Updated: Oct 16
Prior to 1971, the dollar bill was a contract that stated the person holding the dollar could exchange it for X amount of gold. Since 1971, the dollar has not derived its value from any asset, it is the world's reserve currency, which means it stands alone and other currencies derive their value from it. Thus, the dollar cannot decrease in value significantly against the value of other currencies, however, it can depreciate against itself... and it has.
Since 1971, the US dollar has lost over 95% of its value. And this can be seen in the price of gold, which now costs over $2000 an ounce as opposed to $35 an ounce back in 1971. Is there a less gold available today than there was then? No. Thus the value of gold has not gone up, but the value of the dollar has gone down. Actually, it has plummeted.
The question then becomes, how much can the dollar depreciate?
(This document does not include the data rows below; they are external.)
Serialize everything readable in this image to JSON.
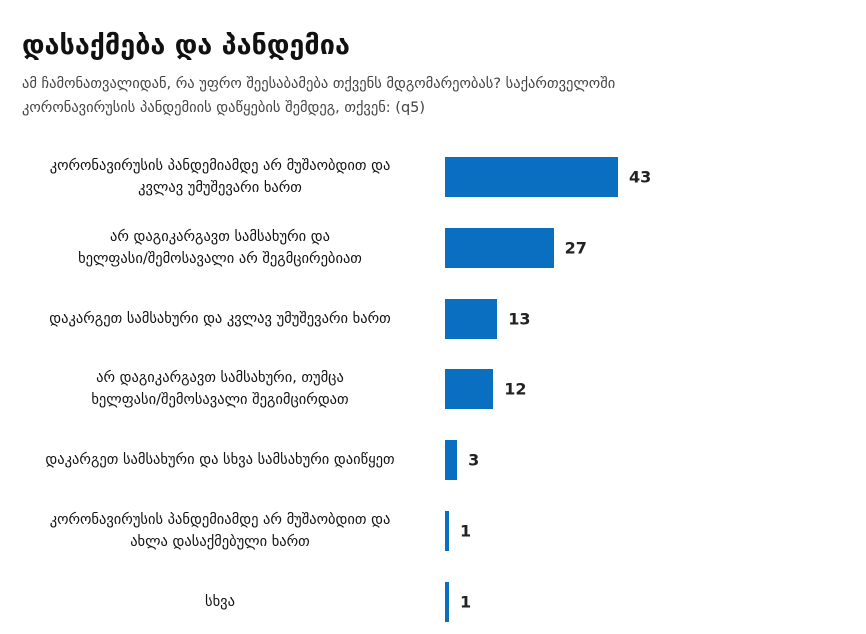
{
  "chart_data": {
    "type": "bar",
    "orientation": "horizontal",
    "title": "დასაქმება და პანდემია",
    "subtitle": "ამ ჩამონათვალიდან, რა უფრო შეესაბამება თქვენს მდგომარეობას? საქართველოში\nკორონავირუსის პანდემიის დაწყების შემდეგ, თქვენ: (q5)",
    "categories": [
      "კორონავირუსის პანდემიამდე არ მუშაობდით და\nკვლავ უმუშევარი ხართ",
      "არ დაგიკარგავთ სამსახური და\nხელფასი/შემოსავალი არ შეგმცირებიათ",
      "დაკარგეთ სამსახური და კვლავ უმუშევარი ხართ",
      "არ დაგიკარგავთ სამსახური, თუმცა\nხელფასი/შემოსავალი შეგიმცირდათ",
      "დაკარგეთ სამსახური და სხვა სამსახური დაიწყეთ",
      "კორონავირუსის პანდემიამდე არ მუშაობდით და\nახლა დასაქმებული ხართ",
      "სხვა"
    ],
    "values": [
      43,
      27,
      13,
      12,
      3,
      1,
      1
    ],
    "color": "#0b6fc1"
  }
}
Exactly when does the dollar lose 100% of its value and become worthless? Well, never. Due to the system its in, the dollar can never officially fail because it provides a base value for each other currency that exists today.
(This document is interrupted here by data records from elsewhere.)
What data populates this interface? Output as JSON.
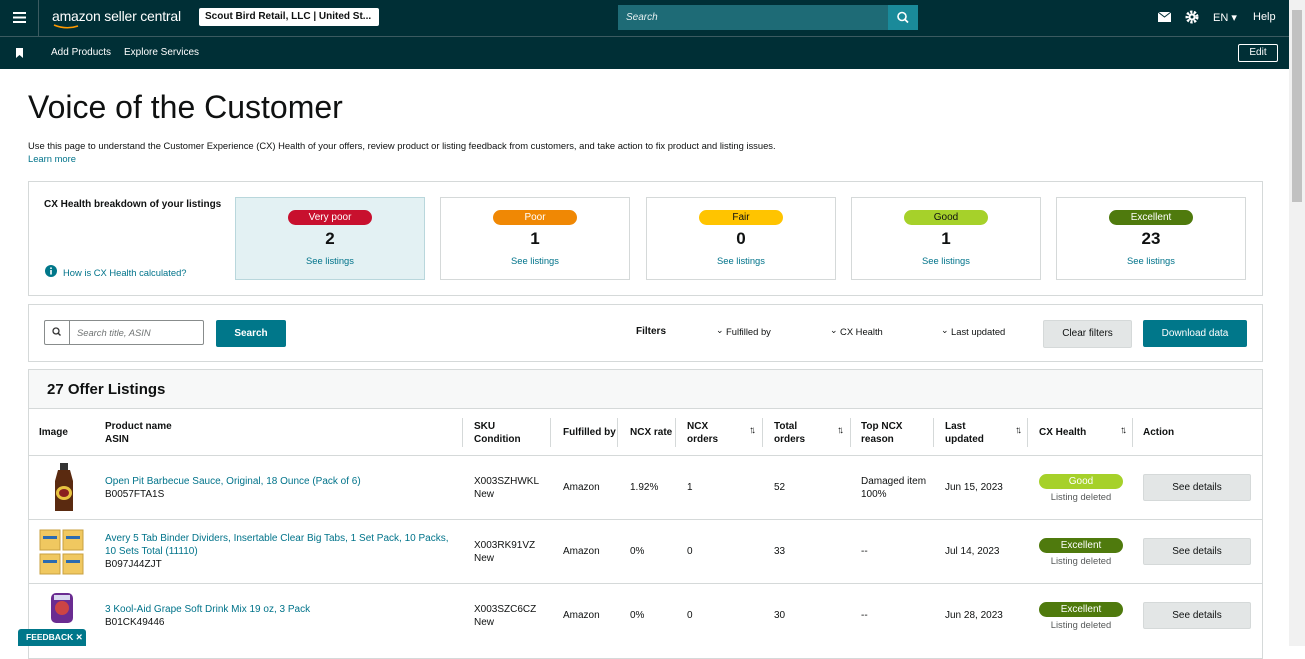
{
  "header": {
    "logo": "amazon seller central",
    "store": "Scout Bird Retail, LLC | United St...",
    "search_placeholder": "Search",
    "language": "EN",
    "help": "Help"
  },
  "nav": {
    "items": [
      "Add Products",
      "Explore Services"
    ],
    "edit": "Edit"
  },
  "page": {
    "title": "Voice of the Customer",
    "description": "Use this page to understand the Customer Experience (CX) Health of your offers, review product or listing feedback from customers, and take action to fix product and listing issues.",
    "learn_more": "Learn more"
  },
  "cx_health": {
    "heading": "CX Health breakdown of your listings",
    "help_link": "How is CX Health calculated?",
    "cards": [
      {
        "label": "Very poor",
        "count": 2,
        "link": "See listings",
        "color": "#c8102e"
      },
      {
        "label": "Poor",
        "count": 1,
        "link": "See listings",
        "color": "#f08804"
      },
      {
        "label": "Fair",
        "count": 0,
        "link": "See listings",
        "color": "#ffc400"
      },
      {
        "label": "Good",
        "count": 1,
        "link": "See listings",
        "color": "#a6d12a"
      },
      {
        "label": "Excellent",
        "count": 23,
        "link": "See listings",
        "color": "#4f7a0d"
      }
    ]
  },
  "filters": {
    "search_placeholder": "Search title, ASIN",
    "search_button": "Search",
    "label": "Filters",
    "dropdowns": [
      "Fulfilled by",
      "CX Health",
      "Last updated"
    ],
    "clear": "Clear filters",
    "download": "Download data"
  },
  "table": {
    "title": "27 Offer Listings",
    "columns": [
      [
        "Image"
      ],
      [
        "Product name",
        "ASIN"
      ],
      [
        "SKU",
        "Condition"
      ],
      [
        "Fulfilled by"
      ],
      [
        "NCX rate"
      ],
      [
        "NCX",
        "orders"
      ],
      [
        "Total",
        "orders"
      ],
      [
        "Top NCX",
        "reason"
      ],
      [
        "Last",
        "updated"
      ],
      [
        "CX Health"
      ],
      [
        "Action"
      ]
    ],
    "rows": [
      {
        "product": "Open Pit Barbecue Sauce, Original, 18 Ounce (Pack of 6)",
        "asin": "B0057FTA1S",
        "sku": "X003SZHWKL",
        "condition": "New",
        "fulfilled_by": "Amazon",
        "ncx_rate": "1.92%",
        "ncx_orders": "1",
        "total_orders": "52",
        "reason": [
          "Damaged item",
          "100%"
        ],
        "last_updated": "Jun 15, 2023",
        "cx_health": "Good",
        "status": "Listing deleted",
        "action": "See details"
      },
      {
        "product": "Avery 5 Tab Binder Dividers, Insertable Clear Big Tabs, 1 Set Pack, 10 Packs, 10 Sets Total (11110)",
        "asin": "B097J44ZJT",
        "sku": "X003RK91VZ",
        "condition": "New",
        "fulfilled_by": "Amazon",
        "ncx_rate": "0%",
        "ncx_orders": "0",
        "total_orders": "33",
        "reason": [
          "--"
        ],
        "last_updated": "Jul 14, 2023",
        "cx_health": "Excellent",
        "status": "Listing deleted",
        "action": "See details"
      },
      {
        "product": "3 Kool-Aid Grape Soft Drink Mix 19 oz, 3 Pack",
        "asin": "B01CK49446",
        "sku": "X003SZC6CZ",
        "condition": "New",
        "fulfilled_by": "Amazon",
        "ncx_rate": "0%",
        "ncx_orders": "0",
        "total_orders": "30",
        "reason": [
          "--"
        ],
        "last_updated": "Jun 28, 2023",
        "cx_health": "Excellent",
        "status": "Listing deleted",
        "action": "See details"
      }
    ]
  },
  "feedback": "FEEDBACK"
}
There are staggering side effects of our current system. As the value of the dollar decreases, assets such as homes, cars, stocks, etc. all become more expensive. It's no surprise that the average price of a home has risen significantly since 1970, but how much of that was attributed to the dollar becoming less valuable?
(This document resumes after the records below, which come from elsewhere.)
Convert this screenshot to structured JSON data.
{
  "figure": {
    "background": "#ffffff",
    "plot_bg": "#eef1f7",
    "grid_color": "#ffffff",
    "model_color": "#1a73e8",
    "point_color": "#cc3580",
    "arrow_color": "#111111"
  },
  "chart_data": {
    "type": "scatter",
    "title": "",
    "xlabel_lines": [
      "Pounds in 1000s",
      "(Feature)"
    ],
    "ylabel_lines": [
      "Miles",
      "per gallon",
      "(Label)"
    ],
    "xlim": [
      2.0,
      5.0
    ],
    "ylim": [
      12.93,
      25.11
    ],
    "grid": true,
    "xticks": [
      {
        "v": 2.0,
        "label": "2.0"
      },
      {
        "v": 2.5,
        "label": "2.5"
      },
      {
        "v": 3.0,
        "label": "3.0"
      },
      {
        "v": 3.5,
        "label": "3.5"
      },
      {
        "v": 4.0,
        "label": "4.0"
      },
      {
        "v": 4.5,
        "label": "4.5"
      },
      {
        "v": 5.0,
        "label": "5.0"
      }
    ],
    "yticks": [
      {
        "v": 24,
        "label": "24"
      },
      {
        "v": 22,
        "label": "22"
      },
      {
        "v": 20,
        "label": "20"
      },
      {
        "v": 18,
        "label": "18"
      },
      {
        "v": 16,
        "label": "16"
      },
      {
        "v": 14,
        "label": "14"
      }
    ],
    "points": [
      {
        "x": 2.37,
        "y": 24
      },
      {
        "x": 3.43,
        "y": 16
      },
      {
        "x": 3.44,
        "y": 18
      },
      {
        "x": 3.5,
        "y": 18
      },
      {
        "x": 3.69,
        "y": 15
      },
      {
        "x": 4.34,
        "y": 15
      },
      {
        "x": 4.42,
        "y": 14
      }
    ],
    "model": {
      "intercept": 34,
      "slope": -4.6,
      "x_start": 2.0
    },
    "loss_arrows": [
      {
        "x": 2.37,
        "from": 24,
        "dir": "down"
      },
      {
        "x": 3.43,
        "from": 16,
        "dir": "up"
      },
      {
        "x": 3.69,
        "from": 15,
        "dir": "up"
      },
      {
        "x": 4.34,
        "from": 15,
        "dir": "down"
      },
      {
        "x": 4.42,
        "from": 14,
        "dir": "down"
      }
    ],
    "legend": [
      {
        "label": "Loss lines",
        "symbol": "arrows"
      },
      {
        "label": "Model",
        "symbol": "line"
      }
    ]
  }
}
In 1920, the average price of a home was $2000. In 1970, the average price of a home was $23,600. An increase of 1,080%. Whereas the average price of a home in 2020 is $320,000. An increase of 1,256%. Houses appreciated 20% more in the previous 50 years than in the prior 50 years.
The real question, what will a house cost in 2070? If the current system holds, the average price of a house in 2070 should be approximately $4 million. Adjusting minimum wage in 2020 proportionately compared to minimum wage in 1970, we can discern the minimum wage in 2070 would be $29 an hour.
Is this the future? The average house costing $4 million, while minimum wage pays $29 per hour. Or is this the end of the road for the unpegged US dollar?